En 2013, le magazine ‘’The Economist’’ avait ainsi placé l’Inde parmi les 15 pays qui luttaient pour gérer l’augmentation rapide de l’endettement des ménages [5].
La dette paysanne
Les paysans sont dans la pire situation. Plus de 50 % d’entre eux sont endettés. Antérieurement, environ 26 % du total de cette dette était due aux sociétés de prêt privé et aux usuriers. Il était évident que ces catégories de prêteurs prêtaient à des taux abusifs et menaçaient les emprunteurs y compris en usant de méthodes violentes. Les banques d’État et les coopératives de crédit ne représentant qu’environ 60 % du reste. Les dernières données relatives aux suicides de paysans divulguées par le National Crime Records Bureau (NCRB) (Bureau national d’enregistrement des crimes) a rapporté qu’environ 3 000 paysans se sont suicidés en 2015 en lien avec l’endettement et la faillite. Parmi ceux-ci, 2 474 avaient contracté une dette vis-à-vis de banques ou d’institutions de microcrédit. Cela représente un tournant caractéristique. En effet, auparavant on pensait que la responsabilité des suicides était imputable aux usuriers - qui représentent encore aujourd’hui plus de la moitié des prêts - mais le secteur du crédit a un impact terrible. Ils font pression sur les autres membres des groupes d’entraide qu’ils menacent d’arrêter si une personne ne paie pas à temps.

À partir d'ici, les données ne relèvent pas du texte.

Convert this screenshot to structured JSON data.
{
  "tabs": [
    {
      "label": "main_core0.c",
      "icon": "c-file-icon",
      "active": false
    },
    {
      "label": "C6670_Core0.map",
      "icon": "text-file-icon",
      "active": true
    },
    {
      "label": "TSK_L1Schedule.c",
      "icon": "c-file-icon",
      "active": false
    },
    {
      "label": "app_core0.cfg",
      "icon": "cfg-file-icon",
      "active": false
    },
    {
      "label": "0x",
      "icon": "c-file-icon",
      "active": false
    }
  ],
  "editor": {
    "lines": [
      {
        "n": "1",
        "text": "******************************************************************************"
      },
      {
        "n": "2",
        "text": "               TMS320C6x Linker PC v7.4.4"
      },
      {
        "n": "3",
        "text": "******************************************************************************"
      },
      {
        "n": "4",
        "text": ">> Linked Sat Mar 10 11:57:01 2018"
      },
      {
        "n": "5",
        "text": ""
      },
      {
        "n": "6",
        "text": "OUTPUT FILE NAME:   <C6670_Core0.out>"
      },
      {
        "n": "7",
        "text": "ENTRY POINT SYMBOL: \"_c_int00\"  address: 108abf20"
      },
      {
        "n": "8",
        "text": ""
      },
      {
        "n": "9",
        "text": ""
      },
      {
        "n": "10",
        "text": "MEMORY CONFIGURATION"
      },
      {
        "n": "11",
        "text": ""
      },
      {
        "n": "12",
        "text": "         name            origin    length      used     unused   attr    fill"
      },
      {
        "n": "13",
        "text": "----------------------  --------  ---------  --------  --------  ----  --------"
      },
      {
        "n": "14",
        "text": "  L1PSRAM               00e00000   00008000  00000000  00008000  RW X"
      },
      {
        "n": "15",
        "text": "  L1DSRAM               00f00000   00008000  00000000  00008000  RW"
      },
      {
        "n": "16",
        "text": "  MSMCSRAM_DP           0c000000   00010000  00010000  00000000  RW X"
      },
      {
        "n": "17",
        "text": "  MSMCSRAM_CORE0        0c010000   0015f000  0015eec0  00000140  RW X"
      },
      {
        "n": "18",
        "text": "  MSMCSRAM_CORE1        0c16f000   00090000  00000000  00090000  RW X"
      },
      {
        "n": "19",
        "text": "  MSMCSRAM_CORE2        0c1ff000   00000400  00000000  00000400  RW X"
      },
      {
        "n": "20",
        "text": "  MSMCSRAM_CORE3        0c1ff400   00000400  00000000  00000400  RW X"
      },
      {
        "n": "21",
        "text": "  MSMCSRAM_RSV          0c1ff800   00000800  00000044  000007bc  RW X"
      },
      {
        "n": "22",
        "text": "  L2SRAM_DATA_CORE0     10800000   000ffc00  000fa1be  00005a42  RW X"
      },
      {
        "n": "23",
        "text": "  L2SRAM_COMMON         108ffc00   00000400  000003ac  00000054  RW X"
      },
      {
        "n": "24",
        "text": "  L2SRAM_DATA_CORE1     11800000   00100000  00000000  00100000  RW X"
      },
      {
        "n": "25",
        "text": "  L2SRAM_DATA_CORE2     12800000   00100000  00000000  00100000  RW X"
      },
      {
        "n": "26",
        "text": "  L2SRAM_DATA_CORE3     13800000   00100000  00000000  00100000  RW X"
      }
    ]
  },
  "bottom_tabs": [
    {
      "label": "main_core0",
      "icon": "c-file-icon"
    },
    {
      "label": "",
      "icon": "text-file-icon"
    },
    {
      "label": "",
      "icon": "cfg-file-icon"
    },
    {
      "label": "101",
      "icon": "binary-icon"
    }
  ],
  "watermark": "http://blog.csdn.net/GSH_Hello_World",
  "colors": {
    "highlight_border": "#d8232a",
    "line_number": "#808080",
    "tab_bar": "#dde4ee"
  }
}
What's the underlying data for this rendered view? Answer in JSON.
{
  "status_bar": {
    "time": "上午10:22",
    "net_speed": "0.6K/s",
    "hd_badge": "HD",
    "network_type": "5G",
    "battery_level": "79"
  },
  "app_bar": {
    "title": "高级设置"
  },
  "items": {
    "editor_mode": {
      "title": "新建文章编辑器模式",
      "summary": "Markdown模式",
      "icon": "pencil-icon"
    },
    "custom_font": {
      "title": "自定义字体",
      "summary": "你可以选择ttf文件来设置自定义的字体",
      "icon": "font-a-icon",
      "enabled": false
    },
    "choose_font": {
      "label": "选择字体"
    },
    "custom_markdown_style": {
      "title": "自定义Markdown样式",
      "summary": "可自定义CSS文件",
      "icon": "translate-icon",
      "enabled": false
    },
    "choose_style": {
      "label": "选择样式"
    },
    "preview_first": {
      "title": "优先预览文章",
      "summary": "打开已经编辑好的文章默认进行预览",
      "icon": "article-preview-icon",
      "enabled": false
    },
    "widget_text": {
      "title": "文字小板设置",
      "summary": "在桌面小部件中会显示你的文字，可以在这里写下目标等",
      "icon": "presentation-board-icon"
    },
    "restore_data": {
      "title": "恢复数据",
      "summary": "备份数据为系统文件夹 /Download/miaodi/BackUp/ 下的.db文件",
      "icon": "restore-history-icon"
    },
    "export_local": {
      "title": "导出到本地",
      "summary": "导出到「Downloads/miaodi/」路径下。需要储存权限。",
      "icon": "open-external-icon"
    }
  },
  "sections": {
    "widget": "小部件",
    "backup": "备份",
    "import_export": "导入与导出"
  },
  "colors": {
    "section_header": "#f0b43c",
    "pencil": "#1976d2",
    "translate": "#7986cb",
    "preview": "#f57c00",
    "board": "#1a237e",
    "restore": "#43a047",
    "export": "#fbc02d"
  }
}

Cela crée une pression sociale. Nombre d’entre eux envoient également des nervis dans les quartiers pour effrayer les débiteurs.
Les paysans pauvres souffrent le plus. Selon le rapport mentionné plus de 72 % des paysans qui se sont suicidés exploitaient moins de 2 hectares de terres tandis que ce n’a été le cas que de 2 % de ceux possédant plus de 10 hectares. Les exploitants, possédant entre 2 et 10 hectares représentant eux 25 % des 8 007 paysans s’étant suicidés en 2015.
Environ 3 000 paysans se sont suicidés en 2015 en lien avec l’endettement et la faillite
Avec l’imposition des programmes d’ajustement structurel, les paysans indiens sont de plus en plus à la merci du marché. Le gouvernement a mis fin aux subsides pour les intrants agricoles tout en ouvrant les frontières. Les petits paysans ont été pris dans la spirale de marchés financiers volatils. Le marché les a incités (pour ne pas dire obligés) à prendre beaucoup de risques en se convertissant à des cultures de rente et à des semences génétiquement modifiées coûteuses. Le changement climatique et des moussons irrégulières leur ont encore compliqué la tâche. Beaucoup de petits paysans ont été conduits à la ruine, pris au piège mortel d’une dette éternelle. En effet, la mort représentait la seule issue pour nombre d’entre eux.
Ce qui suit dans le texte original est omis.